Business Context
ShopSphere, an online retail marketplace with 2M monthly users, wants to improve customer targeting. The growth team needs both a supervised model to predict whether a customer will purchase in the next 30 days and an unsupervised model to segment customers for marketing campaigns.
Dataset
You are given a customer-level dataset built from the last 12 months of activity.

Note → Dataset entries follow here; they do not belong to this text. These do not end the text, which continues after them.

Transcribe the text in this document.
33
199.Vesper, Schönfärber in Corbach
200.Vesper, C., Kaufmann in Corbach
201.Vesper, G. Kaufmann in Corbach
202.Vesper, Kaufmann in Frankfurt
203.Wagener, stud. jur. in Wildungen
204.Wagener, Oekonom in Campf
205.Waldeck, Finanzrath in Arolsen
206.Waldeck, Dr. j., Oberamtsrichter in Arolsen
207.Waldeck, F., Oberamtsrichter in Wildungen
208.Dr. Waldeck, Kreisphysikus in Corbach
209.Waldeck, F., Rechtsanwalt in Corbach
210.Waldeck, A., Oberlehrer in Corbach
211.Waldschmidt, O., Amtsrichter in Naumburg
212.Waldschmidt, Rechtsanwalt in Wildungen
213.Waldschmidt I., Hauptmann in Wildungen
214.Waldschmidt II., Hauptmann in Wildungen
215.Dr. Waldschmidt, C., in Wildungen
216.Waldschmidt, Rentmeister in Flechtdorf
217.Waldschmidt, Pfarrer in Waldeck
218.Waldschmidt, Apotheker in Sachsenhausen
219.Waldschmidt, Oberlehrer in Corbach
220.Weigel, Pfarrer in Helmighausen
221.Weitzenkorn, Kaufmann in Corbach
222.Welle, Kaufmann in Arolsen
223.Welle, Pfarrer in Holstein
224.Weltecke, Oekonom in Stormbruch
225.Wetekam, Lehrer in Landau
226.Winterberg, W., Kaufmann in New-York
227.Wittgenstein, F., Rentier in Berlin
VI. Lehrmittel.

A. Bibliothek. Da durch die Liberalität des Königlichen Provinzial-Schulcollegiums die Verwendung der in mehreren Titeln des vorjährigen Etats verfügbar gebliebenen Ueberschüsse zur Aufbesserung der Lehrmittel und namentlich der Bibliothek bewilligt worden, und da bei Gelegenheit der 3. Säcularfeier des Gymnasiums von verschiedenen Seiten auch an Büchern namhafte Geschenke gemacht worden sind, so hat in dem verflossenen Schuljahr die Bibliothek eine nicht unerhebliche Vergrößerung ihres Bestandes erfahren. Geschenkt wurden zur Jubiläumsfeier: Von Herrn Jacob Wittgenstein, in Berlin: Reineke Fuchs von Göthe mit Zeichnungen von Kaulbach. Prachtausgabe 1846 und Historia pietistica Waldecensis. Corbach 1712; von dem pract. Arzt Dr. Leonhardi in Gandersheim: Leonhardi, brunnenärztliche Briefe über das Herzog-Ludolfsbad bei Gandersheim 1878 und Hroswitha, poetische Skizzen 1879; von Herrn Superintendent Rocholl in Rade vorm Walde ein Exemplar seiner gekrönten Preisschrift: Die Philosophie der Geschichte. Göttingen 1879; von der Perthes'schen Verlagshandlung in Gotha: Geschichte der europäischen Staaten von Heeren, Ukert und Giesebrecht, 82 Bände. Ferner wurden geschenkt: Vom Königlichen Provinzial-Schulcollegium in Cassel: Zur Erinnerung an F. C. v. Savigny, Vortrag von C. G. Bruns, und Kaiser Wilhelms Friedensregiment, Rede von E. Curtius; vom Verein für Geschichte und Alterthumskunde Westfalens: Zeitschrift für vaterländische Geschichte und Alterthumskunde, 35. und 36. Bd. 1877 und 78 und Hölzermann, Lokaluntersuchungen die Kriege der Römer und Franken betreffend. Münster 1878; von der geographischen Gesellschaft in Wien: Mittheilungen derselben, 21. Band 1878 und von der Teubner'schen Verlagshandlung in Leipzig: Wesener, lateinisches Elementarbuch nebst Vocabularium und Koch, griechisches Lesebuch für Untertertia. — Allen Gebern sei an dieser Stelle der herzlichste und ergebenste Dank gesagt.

| Feature Group | Count | Examples |
|---|
| Demographics | 5 | age, region, device_type, acquisition_channel |
| Behavioral | 10 | sessions_last_30d, avg_session_length, pages_per_session, cart_add_rate |
| Transactional | 8 | orders_last_90d, avg_order_value, refund_rate, days_since_last_purchase |
| Engagement | 5 | email_open_rate, push_click_rate, wishlist_count, support_tickets |
| Target | 1 | purchased_next_30d |
- Size: 120K customers, 28 input features
- Target: Binary label for supervised learning — whether the customer makes a purchase in the next 30 days
- Class balance: 22% positive, 78% negative
- Missing data: 8% missing in engagement features, 3% missing in demographics
Success Criteria
A good solution should:
- Achieve ROC-AUC >= 0.82 on the supervised task
- Produce interpretable customer segments with a silhouette score >= 0.30 on the unsupervised task
- Clearly explain when supervised vs. unsupervised learning is appropriate
Constraints
- Predictions will run daily in batch on 120K customers
- Marketing stakeholders need interpretable outputs
- Training should complete within 30 minutes on a standard cloud VM
Deliverables
- Build a supervised learning pipeline to predict
purchased_next_30d
- Build an unsupervised learning pipeline to segment customers without using the target
- Compare the two approaches and explain the difference in objective, data requirements, and evaluation
- Report model performance with appropriate metrics
- Recommend how both outputs would be used in production